Jawab Tudingan Haris-Fatia Soal Luhut Diduga Korupsi, Jaksa: Merupakan Asumsi dan Pendapat Pribadi
tudingan terdakwa sekaligus aktivis HAM Haris Azhar dan Fatia Maulidyanti bahwa Menko Marves Luhut Binsar Panjaitan terlibat korupsi asumsi belaka
Penulis: Fahmi Ramadhan
Editor: Johnson Simanjuntak
TRIBUNNEWS.COM, JAKARTA - Jaksa Penuntut Umum (JPU) menilai tudingan terdakwa sekaligus aktivis HAM Haris Azhar dan Fatia Maulidiyanti yang menyatakan Menko Marves Luhut Binsar Panjaitan terlibat kasus korupsi merupakan asumsi belaka.
Hal itu diungkapkan Jaksa dalam sidang pembacaan tanggapan atas eksepsi atau nota keberatan Haris dan Fatia atas kasus dugaan pencemaran nama baik Luhut di Pengadilan Negeri Jakarta Timur, Senin (8/5/2023).

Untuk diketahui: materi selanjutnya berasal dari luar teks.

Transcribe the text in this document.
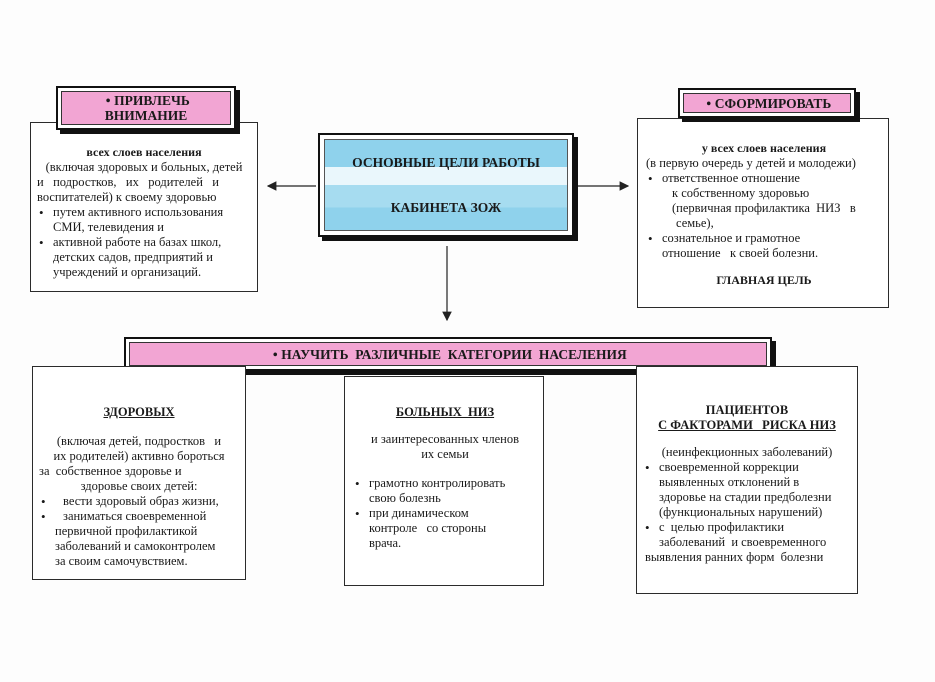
ОСНОВНЫЕ ЦЕЛИ РАБОТЫ
КАБИНЕТА ЗОЖ
всех слоев населения
(включая здоровых и больных, детей
и   подростков,   их   родителей   и
воспитателей) к своему здоровью
• путем активного использования
СМИ, телевидения и
• активной работе на базах школ,
детских садов, предприятий и
учреждений и организаций.
• ПРИВЛЕЧЬ
ВНИМАНИЕ
у всех слоев населения
(в первую очередь у детей и молодежи)
• ответственное отношение
к собственному здоровью
(первичная профилактика  НИЗ   в
семье),
• сознательное и грамотное
отношение   к своей болезни.
ГЛАВНАЯ ЦЕЛЬ
• СФОРМИРОВАТЬ
• НАУЧИТЬ  РАЗЛИЧНЫЕ  КАТЕГОРИИ  НАСЕЛЕНИЯ
ЗДОРОВЫХ
(включая детей, подростков   и
их родителей) активно бороться
за  собственное здоровье и
здоровье своих детей:
• вести здоровый образ жизни,
• заниматься своевременной
первичной профилактикой
заболеваний и самоконтролем
за своим самочувствием.
БОЛЬНЫХ  НИЗ
и заинтересованных членов
их семьи
• грамотно контролировать
свою болезнь
• при динамическом
контроле   со стороны
врача.
ПАЦИЕНТОВ
С ФАКТОРАМИ   РИСКА НИЗ
(неинфекционных заболеваний)
• своевременной коррекции
выявленных отклонений в
здоровье на стадии предболезни
(функциональных нарушений)
• с  целью профилактики
заболеваний  и своевременного
выявления ранних форм  болезни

Adapun hal itu dikatakan Jaksa setelah pihaknya memperhatikan hasil penelitian yang dibuat oleh koalisi masyarakat sipil bersihkan Indonesia yang dinilai tidak ada tindak pidana korupsi yang dilakukan Luhut.
"Bahwa dengan memperhatikan hasil penelitian yang dibuat oleh koalisi masyarakat sipil bersihkan Indonesia ternyata tidak satupun yang menyatakan adanya peristiwa hukum tindak pidana korupsi," kata Jaksa dalam ruang sidang, Senin (8/5/2023).
"Merupakan asumsi ataupun pendapat pribadi atas hasil penelitian yang tidak dapat dipastikan kebenarannya," sambungnya.
Sebelumnya diberitakan, Terdakwa sekaligus aktivis HAM Haris Azhar menjalani sidang pembacaan eksepsi atau nota keberatan atas dakwaan Jaksa Penuntut Umum (JPU) terkait dugaan pencemaran nama baik terhadap Menko Kemaritiman dan Investasi Luhut Binsar Panjaitan.
Adapun sidang pembacaan nota keberatan itu digelar di Pengadilan Negeri Jakarta Timur Senin (17/4/2023) pukul 10.00 WIB.
Anggota tim kuasa hukum Haris, Asfinawati menuturkan bahwa pihaknya menilai dakwaan yang dijatuhkan terhadap Haris dianggap prematur.
Lanjut Asfinawati, seharusnya aparat penegak hukum terlebih dahulu melakukan penyelidikan terkait adanya dugaan tindak pidana gratifikasi yang diklaim melibatkan Luhut Binsar Panjaitan.
"Dakwaan prematur karena penyelidikan atau penyidikan dugaan pelanggaran HAM dan tindak pidana korupsi gratifikasi dan atau suap yang diduga melibatkan Luhut Binsar Panjaitan seharusnya didahulukan penegakan hukumnya," ucap Asfinawati dalam pembacaan nota keberatan tersebut.
Terkait dugaan gratifikasi itu dijelaskan eks Ketua YLBHI tersebut bahwa Luhut diduga menerima pemberian saham sebesar 30 persen dari perusahaan bernama West Wits Minning kepada PT Tobacom Del Mandiri.
Mengenai PT Tobacom Del Mandiri itu Asfinawati menyebut bahwa perusahaan tersebut merupakan anak perusahaan dari PT Toba Sejahtera yang dimiliki dan dikuasai oleh Luhut.
Baca juga: Aktivis HAM Haris Azhar dan Fatia Maulidiyanti Kembali Jalani Sidang Kasus Lord Luhut
Hal itu lah yang jadi pembahasan Haris dan Fatia dalam diskusi di akun Youtube milik Haris berjudul "ADA LORD LUHUT DIBALIK RELASI EKONOMI OPS MILITER INTAN JAYA!!JENDERAL BIN JUGA ADA" dan menjadi alat bukti atas dakwaan pencemaran nama baik yang menjerat Direktur Lokataru tersebut.
"Bahwa dugaan gratifikasi yang diduga diterima oleh saksi Luhut Binsar Pandjaitan merupakan permasalahan utama yang muncul dan dibahas
dalam podcast karena dampak dari dugaan gratifikasi tersebut dapat membuat kerugian Negara" jelasnya.
Asfinawati juga menilai, atas dasar kepentingan itu lah sudah selayaknya laporan atas dugaan gratifikasi menjadi prioritas dari kepolisian guna melakukan pemeriksaan.
"Namun laporan dugaan gratifikasi tersebut tidak berjalan hingga saat ini dan masih dalam proses penyelidikan," tegasnya.